Zerynth is a software implementation of the Python programming language for programming microcontrollers. It targets 32-bit microcontroller platforms and is designed to mix Python with C code. It connects the microcontrollers to the Cloud for developing Internet of Things (IoT) products.

Zerynth is made for designers, engineers, programmers and IoT professionals for product designing and ideation without focusing on low-level configurations and programming.

Ecosystem  
Zerynth’s technology allows companies to acquire data from both their legacy machines and new industrial machines, to view data from an interactive dashboard, to receive real-time notifications, and integrates with their existing company’s ERP or other IT systems.

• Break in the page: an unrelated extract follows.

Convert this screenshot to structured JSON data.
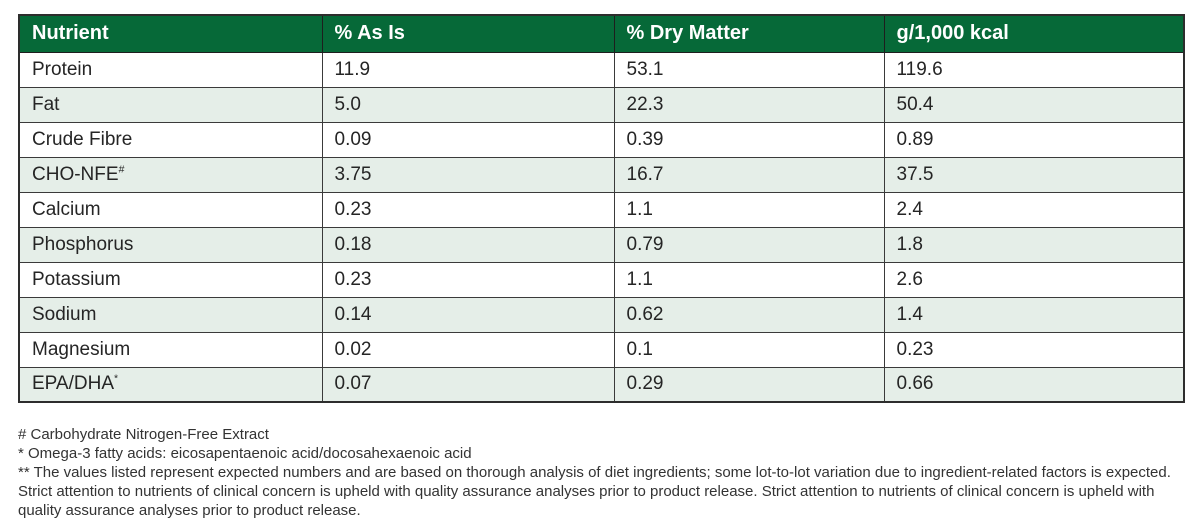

The Zerynth IoT Platform allows companies to acquire data from both legacy and new generation machinery, do real-time production monitoring, measure energy consumption, predict malfunctions, gain instant notifications and easily integrate with any existing ERP, MES, or BI systems.

Tools 
Zerynth Virtual Machine is a multithreaded stack-based virtual machine designed to execute a custom Python bytecode. It has a footprint of around 60-80kB of Flash and 
3-5kB of RAM, depending on the target platform and platform SDK. Zerynth VM allows development of Python programs that are independent of the hardware permitting code reusability and integration.

Zerynth Studio is a free, open-source cross-platform IDE empowered by a command line toolchain for provisioning microcontrollers with a Zerynth VM and developing Python programs for it.

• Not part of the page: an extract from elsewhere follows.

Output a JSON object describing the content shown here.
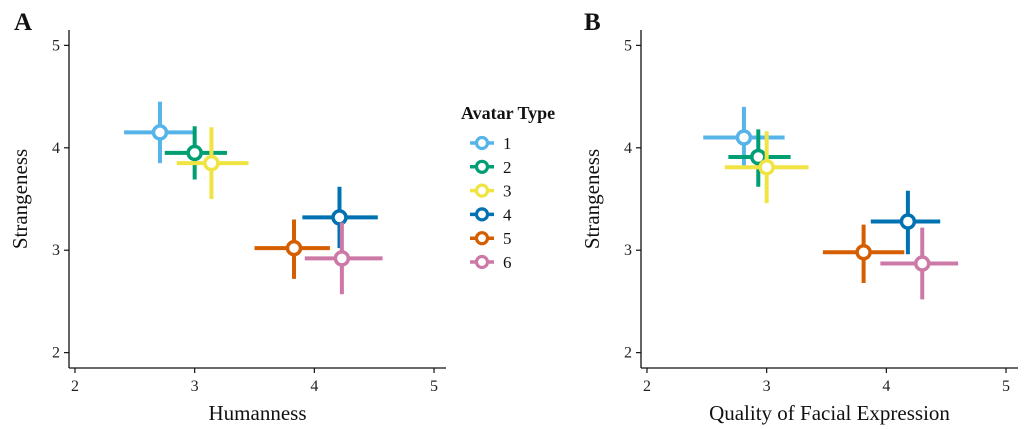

Zerynth Advanced Device Manager (ADM) exposes an API-based interface to ease the cloud data forwarding, Firmware over-the-air (FOTA) updates, and Remote Procedure Calling. The software also has an app which allows users to prototype UI for devices programmed with Zerynth.

License 
 Zerynth Studio and VSCode Extension: Opensource Apache 2.0 License
 Zerynth OS: Closed Source. Distributed as binary.
 Zerynth Toolchain: Opensource Apache 2.0 License
 Zerynth Official Libraries: Opensource Apache 2.0 License
 Zerynth Cloud: Closed Source. Provided as SAAS or On-premises

Funding 
According to Tech.eu, as of November 2022, "Zerynth raised €5.3 million, which brings its lifetime funding  to €7.3 million, following a €2 million injection two years back. The funding round was led by United Ventures."